Le jour où j’ai commencé à refuser certains projets
Je me souviens très bien de ce projet. Sur le papier, tout était séduisant. Le brief était clair, le budget cohérent, l’organisation fluide. Une production classique, comme j’en avais déjà fait beaucoup, rien qui ne sorte vraiment du cadre.
Et pourtant, dès les premiers échanges, quelque chose me dérangeait. Ce n’était pas au point de refuser immédiatement, mais c’était difficile à formuler.
En gros, le projet consistait à produire une série de contenus vidéos pour valoriser l’engagement soi-disant “ responsable ” d’une marque. On parlait d’impact, de transition, de valeurs… Les mots étaient justes et le discours bien construit.
Mais plus j’avançais dans les discussions, plus un décalage apparaissait.

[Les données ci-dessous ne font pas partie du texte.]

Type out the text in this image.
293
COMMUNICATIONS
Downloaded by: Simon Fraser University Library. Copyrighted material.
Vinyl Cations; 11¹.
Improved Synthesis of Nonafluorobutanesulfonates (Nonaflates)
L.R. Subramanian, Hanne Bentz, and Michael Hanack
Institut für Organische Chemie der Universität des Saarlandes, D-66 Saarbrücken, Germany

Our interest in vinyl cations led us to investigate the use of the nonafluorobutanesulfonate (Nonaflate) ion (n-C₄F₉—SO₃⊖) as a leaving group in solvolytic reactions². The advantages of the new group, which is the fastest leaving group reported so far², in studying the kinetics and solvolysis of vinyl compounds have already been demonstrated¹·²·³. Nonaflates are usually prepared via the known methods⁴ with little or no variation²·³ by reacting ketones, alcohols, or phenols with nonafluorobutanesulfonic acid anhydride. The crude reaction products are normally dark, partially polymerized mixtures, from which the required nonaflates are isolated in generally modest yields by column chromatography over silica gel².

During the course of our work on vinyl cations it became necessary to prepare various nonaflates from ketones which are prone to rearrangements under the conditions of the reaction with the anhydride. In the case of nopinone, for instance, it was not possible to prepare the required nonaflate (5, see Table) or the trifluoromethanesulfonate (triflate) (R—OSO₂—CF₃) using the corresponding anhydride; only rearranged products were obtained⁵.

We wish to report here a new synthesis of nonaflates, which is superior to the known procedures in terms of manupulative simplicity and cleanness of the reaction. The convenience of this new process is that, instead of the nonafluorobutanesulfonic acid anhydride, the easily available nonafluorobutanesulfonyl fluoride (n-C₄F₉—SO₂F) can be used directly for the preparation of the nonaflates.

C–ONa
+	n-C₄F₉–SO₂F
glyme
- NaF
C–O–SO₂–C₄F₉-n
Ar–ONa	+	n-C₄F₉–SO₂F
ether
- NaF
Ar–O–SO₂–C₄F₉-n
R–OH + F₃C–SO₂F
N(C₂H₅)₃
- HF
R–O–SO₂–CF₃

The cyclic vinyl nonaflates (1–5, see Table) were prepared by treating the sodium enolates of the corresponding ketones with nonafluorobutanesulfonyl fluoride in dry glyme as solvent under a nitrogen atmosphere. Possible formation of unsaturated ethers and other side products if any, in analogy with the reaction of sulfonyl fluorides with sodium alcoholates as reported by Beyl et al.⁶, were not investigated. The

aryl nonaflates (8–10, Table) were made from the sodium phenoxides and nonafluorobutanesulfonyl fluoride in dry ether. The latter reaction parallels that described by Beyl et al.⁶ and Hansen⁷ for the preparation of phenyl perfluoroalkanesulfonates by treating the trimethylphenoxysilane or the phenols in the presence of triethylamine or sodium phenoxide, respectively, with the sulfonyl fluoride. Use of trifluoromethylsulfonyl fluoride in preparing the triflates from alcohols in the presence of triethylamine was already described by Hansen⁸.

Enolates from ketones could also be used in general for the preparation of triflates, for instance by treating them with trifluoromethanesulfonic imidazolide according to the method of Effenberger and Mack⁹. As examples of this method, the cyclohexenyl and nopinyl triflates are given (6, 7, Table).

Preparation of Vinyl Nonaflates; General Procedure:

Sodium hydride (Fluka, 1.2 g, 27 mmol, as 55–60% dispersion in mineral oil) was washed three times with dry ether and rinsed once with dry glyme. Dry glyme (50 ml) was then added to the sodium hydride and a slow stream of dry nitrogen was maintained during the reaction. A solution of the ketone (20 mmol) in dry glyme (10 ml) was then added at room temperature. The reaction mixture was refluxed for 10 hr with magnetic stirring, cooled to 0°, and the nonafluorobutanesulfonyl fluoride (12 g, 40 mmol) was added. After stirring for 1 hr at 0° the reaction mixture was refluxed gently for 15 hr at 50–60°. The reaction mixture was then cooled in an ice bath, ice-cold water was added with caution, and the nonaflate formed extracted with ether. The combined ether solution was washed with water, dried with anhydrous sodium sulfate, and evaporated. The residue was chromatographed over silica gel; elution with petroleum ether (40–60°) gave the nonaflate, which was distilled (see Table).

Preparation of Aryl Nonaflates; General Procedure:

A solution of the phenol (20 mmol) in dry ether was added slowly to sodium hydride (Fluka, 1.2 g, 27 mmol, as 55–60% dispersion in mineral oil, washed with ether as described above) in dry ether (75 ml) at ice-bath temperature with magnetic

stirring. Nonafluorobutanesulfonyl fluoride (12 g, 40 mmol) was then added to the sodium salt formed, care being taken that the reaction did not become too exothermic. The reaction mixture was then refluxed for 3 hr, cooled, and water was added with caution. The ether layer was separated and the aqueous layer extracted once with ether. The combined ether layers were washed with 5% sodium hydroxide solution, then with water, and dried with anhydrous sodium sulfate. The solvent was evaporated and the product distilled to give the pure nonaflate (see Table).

Un décalage terrible entre ce qui était raconté… et ce qui existait réellement. Les images que l’on me demandait de produire devaient incarner une démarche vertueuse. Montrer des engagements, des actions, une vision durable.
Sauf que, dans les faits, tout était superficiel… Cosmétique. C’était pensé pour l’image avant d’être pensé pour le fond, car derrière, l’impact de cette entreprise sur l’environnement, entre autre, était énorme.
On ne me demandait pas de documenter une réalité.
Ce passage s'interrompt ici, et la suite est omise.